My art training started in the commercial field in the heart of the 1926 depression. I freelanced and painted nursery rhyme pictures in modern dress and children’s portraits. In middle age I studied fine art under masters: John Howard Sanden, New York; Fred (Fredden) Goldberg, San Francisco; Carl Lundberg, De Young Museum; Neven Kempthorn and Martin Levin.

San Francisco, the city where I was born, touched my heart and it became a theme for many of my early traditional works.
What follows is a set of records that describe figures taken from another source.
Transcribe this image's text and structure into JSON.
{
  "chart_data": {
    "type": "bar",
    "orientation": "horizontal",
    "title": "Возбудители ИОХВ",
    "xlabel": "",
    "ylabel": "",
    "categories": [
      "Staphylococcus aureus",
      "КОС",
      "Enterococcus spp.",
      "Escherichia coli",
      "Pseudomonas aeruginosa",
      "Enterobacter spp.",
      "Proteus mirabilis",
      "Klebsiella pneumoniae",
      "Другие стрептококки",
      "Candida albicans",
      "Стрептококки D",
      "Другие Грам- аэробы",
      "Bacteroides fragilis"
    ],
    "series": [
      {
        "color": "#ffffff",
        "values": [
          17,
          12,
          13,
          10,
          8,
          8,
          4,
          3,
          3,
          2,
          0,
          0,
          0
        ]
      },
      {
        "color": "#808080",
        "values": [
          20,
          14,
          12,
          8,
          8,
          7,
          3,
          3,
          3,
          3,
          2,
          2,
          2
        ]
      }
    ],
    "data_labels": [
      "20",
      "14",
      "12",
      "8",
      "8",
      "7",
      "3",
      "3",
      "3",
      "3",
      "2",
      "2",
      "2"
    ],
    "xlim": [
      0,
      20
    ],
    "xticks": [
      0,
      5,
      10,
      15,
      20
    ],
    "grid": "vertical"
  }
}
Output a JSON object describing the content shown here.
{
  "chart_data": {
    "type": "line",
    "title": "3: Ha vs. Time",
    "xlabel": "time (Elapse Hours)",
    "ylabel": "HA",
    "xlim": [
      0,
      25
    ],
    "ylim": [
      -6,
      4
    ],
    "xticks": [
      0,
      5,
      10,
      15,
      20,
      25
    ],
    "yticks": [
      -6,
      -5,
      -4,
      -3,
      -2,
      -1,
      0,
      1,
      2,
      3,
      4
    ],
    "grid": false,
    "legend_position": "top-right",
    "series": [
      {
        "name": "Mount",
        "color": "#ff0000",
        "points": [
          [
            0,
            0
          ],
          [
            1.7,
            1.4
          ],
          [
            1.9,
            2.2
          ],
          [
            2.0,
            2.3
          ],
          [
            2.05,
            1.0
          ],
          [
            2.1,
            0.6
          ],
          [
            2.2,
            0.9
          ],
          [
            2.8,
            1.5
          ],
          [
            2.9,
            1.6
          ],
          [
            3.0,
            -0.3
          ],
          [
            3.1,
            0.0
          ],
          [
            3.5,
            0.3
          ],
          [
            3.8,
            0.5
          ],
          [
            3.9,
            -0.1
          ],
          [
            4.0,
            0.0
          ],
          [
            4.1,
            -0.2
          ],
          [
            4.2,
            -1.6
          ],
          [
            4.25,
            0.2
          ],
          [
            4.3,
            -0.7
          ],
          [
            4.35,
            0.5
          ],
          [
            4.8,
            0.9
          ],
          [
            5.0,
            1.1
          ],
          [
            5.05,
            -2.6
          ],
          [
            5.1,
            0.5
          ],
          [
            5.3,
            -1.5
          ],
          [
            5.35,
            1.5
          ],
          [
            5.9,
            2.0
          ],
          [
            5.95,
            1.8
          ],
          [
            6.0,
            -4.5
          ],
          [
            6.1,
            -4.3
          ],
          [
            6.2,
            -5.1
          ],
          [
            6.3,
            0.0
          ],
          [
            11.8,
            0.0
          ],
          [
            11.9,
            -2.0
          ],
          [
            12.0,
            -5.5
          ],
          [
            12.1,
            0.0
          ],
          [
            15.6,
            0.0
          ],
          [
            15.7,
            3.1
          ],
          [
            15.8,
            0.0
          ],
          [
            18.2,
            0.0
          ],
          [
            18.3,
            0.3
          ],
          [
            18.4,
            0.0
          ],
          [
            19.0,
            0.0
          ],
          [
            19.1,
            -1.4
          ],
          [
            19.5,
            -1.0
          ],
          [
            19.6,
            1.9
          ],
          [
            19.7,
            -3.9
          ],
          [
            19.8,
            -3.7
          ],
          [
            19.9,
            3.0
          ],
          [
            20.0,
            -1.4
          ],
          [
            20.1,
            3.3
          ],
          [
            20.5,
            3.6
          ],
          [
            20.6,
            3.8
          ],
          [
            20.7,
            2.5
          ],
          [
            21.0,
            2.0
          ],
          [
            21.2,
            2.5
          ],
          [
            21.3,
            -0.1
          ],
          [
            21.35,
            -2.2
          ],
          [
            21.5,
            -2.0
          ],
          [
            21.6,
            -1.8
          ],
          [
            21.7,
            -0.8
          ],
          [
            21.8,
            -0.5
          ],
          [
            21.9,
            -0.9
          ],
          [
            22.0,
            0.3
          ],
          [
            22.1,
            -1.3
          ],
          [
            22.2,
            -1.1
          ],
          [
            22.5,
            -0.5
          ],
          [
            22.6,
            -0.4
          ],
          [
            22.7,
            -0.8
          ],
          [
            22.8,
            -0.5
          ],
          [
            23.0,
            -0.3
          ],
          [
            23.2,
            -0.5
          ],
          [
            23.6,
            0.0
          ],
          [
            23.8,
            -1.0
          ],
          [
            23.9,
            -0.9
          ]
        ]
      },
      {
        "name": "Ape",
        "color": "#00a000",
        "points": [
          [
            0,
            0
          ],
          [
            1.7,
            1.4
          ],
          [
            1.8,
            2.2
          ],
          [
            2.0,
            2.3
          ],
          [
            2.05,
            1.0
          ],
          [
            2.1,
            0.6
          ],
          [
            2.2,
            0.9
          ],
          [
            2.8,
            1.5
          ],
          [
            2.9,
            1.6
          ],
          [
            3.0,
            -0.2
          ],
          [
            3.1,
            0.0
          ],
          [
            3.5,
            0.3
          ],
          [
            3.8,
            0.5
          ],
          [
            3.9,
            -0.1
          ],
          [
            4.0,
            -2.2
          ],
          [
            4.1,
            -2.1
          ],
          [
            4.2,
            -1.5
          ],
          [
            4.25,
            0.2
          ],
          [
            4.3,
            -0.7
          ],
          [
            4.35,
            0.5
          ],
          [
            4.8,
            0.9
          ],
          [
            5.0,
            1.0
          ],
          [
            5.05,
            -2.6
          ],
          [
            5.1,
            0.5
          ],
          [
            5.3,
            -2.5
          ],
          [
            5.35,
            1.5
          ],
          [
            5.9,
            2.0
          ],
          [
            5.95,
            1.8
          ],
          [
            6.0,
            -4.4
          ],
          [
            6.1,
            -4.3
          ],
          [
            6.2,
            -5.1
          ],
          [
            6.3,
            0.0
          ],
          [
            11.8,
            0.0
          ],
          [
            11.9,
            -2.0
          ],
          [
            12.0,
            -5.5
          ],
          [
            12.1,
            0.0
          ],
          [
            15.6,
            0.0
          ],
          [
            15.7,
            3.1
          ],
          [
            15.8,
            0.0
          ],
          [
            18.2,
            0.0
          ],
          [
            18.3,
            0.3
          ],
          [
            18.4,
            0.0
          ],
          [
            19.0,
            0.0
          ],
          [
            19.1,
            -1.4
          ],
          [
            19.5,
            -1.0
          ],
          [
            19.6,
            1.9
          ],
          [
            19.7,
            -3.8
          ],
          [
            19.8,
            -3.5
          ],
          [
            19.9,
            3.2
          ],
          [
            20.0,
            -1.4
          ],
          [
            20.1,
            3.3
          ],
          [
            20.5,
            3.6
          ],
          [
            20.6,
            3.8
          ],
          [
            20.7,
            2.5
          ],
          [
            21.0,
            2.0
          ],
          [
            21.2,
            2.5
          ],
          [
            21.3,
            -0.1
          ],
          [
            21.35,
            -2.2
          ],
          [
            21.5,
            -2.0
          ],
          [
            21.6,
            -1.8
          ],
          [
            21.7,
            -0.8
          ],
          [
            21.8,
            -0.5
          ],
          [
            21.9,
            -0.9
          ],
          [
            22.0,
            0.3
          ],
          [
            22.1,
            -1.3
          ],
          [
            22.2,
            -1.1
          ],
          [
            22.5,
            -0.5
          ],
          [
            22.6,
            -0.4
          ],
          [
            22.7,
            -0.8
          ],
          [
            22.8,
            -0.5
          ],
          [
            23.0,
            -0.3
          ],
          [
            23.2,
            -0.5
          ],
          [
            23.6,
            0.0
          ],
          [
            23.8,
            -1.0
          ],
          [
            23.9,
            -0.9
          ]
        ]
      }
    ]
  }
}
It is also woven into later paintings of different genres.

When outer space mysteries were being unraveled and plans were being made to go to the moon I let my imagination fly free, and that became my Cosmic Consciousness period.


As an admirer of Salvador Dali, I began to see concrete things in my free-form works and my paintings became Cosmic Surrealism, followed by a phase dubbed Atmospheric Nautical, drawn from my tropical travels. These paintings are watercolors, done with soft pastel like colors, a major departure from my oil and acrylic paintings.

While living aboard my boat in San Diego, California I shared an art studio with George Walker in the Spanish Village Art Center. Later when living in San Mateo, I became a charter member and studio holder in the Twin Pines Art Center, in Belmont, until we moved up the street and changed the name to 1870 Art Center.


4 comments:

Anonymous said...

what a great idea!

Ruth Silnes said...

Thanks for the comment. I'm really excited to be doing this!

Anonymous said...

What a wonderful site, Ruth! And such an inspiration to get out there and do what you love.
The lesson is clear, and your writing interesting. I shall be looking forward to more blogs as well as your upcoming book.

Anonymous said...

eldheni, thank you for your kind words. It makes me proud.